Similaire au tissu beta, il y a aussi le tissu métallique flexible Chromel-R, que nous utilisons dans les patchs résistants à l’abrasion sur les corps des vaisseaux spatiaux et les combinaisons spatiales. Le Chromel-R ressemble aux tapis de verre tissés du tissu bêta, mais il est fait de fils métalliques durs et enduits. En outre, les scientifiques ont découvert que le « bouclier Whipple rembourré », qui est une confection en couches de tissu en fibre céramique et de Kevlar, fonctionnait mieux que le placage en aluminium pour arrêter les pastilles de céramique hypervitesse simulant des débris spatiaux – en faisant fondre ou en désintégrant les pastilles (PDF).

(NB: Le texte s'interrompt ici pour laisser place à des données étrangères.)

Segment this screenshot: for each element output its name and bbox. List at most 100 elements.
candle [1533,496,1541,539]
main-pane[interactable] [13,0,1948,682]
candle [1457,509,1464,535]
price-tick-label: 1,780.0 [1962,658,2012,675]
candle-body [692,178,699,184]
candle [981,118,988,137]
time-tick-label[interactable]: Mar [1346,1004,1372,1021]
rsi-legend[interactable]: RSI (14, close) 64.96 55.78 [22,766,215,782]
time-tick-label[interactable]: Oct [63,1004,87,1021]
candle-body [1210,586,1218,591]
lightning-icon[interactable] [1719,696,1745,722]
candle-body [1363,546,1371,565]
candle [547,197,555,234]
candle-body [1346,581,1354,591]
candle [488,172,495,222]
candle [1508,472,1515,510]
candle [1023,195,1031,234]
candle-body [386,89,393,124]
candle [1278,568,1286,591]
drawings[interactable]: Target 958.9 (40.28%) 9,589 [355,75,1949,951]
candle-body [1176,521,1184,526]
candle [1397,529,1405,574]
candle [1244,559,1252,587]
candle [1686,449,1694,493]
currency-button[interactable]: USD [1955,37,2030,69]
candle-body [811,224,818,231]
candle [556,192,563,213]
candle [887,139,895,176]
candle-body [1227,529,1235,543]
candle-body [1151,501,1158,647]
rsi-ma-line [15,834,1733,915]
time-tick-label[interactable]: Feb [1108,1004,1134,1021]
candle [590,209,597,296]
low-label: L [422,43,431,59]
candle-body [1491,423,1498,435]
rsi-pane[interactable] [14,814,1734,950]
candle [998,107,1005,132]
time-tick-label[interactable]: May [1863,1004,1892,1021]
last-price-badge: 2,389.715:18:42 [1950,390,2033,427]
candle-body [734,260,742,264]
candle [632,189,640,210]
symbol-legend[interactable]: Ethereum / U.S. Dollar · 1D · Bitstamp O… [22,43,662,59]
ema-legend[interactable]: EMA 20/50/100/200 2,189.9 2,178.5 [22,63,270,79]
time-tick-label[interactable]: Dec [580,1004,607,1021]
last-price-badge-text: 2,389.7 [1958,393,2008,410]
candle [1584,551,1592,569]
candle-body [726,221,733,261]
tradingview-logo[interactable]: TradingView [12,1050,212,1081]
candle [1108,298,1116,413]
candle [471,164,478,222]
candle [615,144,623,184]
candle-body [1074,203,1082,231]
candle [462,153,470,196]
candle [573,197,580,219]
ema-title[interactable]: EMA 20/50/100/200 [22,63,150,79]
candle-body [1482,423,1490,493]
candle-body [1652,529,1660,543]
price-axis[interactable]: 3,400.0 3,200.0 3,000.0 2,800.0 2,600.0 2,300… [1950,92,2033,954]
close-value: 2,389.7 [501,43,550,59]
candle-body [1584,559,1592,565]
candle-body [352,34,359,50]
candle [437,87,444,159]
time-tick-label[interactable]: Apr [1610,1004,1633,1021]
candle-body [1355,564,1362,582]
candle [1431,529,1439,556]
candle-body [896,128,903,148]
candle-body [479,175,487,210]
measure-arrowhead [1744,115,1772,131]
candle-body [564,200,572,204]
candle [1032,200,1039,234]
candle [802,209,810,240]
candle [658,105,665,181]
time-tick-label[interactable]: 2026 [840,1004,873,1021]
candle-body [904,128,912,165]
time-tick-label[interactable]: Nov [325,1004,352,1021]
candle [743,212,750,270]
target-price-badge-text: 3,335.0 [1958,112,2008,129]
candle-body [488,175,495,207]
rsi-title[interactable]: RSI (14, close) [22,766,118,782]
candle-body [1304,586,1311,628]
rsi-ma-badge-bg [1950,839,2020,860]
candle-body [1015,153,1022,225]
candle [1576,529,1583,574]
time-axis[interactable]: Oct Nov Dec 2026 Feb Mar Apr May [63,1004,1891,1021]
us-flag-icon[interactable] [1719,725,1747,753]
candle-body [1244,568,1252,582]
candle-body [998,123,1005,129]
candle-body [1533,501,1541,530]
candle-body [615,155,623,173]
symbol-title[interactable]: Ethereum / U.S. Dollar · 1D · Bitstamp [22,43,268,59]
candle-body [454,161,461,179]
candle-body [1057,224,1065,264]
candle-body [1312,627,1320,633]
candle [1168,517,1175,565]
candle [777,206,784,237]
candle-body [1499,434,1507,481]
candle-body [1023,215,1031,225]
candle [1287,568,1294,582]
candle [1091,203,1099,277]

Les combinaisons spatiales sont en fait l’application parfaite des composites flexibles. Aucun matériau n’est résistant à tout. Mais si vous prenez en sandwich de fines couches de plusieurs matériaux qui sont chacun résistant à la plupart des choses, vous obtenez une exo-combinaison à l’épreuve de tout qui peut encore se plier et fléchir avec le porteur. Ajoutez une couche de Darlexx ou d’un matériau similaire, comme les combinaisons spatiales de nouvelle génération de SpaceX, puis une couche de tissu flexiramique, et vous obtenez une combinaison pressurisée ignifuge. Ajoutez-y une couche de fluide non-newtonien et des plaques de traumatisme en alliage céramique, et vous obtenez un gilet pare-balles ignifuge. Tout ce dont vous avez besoin, c’est d’un HUD dans votre casque, et peut-être d’une mousse à mémoire de forme haute densité dans les coussins des sièges. Ce sont des choses que nous pourrions faire juste avec les produits disponibles aujourd’hui.
Voyez notre série ExtremeTech Explains pour une couverture plus approfondie des sujets technologiques les plus chauds du moment.